Well, as it turns out, there were a couple of flaws in my plan. First of all, the appeal of afternoon tea is that everything is served to me on a platter, and all I have to do is pour, sit back and enjoy. When I'm alone, the only person to prepare my tea is me, which means I have to start setting it up a good half-hour before I can sit down to enjoy it. Secondly, the Gravy Baby went on a nap strike shortly after we came back from Sri Lanka, and suddenly my blissful 2-hour breaks in the afternoon were no more. The dainty accompanying tea snack I'd envisioned having along with my tea was whittled down to a smear of peanut butter on toast. This was eaten standing up with the Gravy Baby balanced on my hip, followed by gulping down my tea as soon as it was cool enough to do so (and sometimes, scalding my esophagus when I discovered it wasn't).
So much for relaxing.
Above left: whipped cream substitutes for traditional British clotted cream along with Danish Selection raspberry jam; above left: a closeup of the easiest scones I've ever made
I'd pretty much accepted that my best-laid plans had gone awry, despite a few attempts to make a quick bread or some sort of alternate snack that I could whip up in a jif.
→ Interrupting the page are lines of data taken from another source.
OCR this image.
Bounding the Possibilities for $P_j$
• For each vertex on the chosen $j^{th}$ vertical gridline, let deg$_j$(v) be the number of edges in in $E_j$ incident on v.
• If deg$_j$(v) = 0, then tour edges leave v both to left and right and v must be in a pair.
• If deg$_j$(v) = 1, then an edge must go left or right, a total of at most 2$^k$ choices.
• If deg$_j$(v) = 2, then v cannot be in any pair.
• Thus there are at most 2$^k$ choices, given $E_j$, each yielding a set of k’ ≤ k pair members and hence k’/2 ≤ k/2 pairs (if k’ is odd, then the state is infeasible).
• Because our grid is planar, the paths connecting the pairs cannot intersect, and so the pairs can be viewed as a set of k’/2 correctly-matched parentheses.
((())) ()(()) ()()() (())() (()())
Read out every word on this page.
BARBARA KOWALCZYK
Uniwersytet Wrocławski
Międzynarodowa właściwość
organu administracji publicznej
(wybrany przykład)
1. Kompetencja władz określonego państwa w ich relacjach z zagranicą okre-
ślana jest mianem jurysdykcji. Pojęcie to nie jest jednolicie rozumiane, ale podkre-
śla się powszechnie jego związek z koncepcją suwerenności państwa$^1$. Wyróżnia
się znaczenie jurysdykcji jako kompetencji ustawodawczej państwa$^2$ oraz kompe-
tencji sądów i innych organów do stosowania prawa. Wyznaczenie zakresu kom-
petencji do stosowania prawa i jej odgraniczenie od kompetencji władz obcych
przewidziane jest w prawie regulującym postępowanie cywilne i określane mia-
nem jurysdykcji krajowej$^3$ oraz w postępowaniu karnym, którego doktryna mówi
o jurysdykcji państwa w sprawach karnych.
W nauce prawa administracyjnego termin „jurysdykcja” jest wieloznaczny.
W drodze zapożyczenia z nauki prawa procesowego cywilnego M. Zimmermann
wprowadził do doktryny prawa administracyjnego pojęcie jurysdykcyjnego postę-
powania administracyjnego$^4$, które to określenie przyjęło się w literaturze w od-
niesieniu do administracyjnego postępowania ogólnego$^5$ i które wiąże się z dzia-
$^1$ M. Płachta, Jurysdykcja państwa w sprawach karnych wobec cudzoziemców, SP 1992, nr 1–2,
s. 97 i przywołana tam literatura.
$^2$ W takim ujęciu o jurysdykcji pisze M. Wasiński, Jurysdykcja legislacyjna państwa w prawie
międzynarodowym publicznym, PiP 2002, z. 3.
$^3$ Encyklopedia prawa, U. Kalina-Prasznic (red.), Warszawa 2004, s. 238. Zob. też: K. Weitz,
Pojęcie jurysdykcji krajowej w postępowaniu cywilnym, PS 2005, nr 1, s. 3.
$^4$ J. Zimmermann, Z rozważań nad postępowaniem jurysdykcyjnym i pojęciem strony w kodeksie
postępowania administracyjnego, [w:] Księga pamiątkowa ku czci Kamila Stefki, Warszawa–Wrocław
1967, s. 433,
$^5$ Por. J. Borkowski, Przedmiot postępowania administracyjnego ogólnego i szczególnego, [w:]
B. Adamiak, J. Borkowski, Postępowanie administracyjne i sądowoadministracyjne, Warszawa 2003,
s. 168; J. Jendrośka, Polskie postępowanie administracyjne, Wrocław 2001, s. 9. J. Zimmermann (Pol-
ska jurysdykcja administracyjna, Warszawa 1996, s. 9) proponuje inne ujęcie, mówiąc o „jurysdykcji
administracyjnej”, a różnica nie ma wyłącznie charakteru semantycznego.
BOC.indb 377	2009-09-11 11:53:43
Then I discovered quite possibly the easiest, quickest recipe for scones I've ever found. The recipe promised at least a handful of scones in under 20 minutes, and given that I've had some truly terrible, dried-out scones before, I wasn't very optimistic that these scones would be much different.
It turns out I was wrong. With my trusty food processor and a small juice glass that I used as a biscuit cutter, not only did I beat the clock at under 20 minutes, but the scones were perfectly flaky and buttery, just the way I'd come to enjoy them in Sri Lanka. Best of all, the recipe uses ingredients I regularly stock in my kitchen, so there wasn't any need to run out to the market. With the Gravy Baby distracted by his brightly-colored baby "jail," I was even able to crank out some fresh whipped cream for topping the scones. Along with my new favorite raspberry jam and some delicious Sri Lankan tea, in just about thirty minutes' time I was able to sit down and enjoy my little afternoon break with the Gravy Baby happily bounce, bounce, bouncin' away.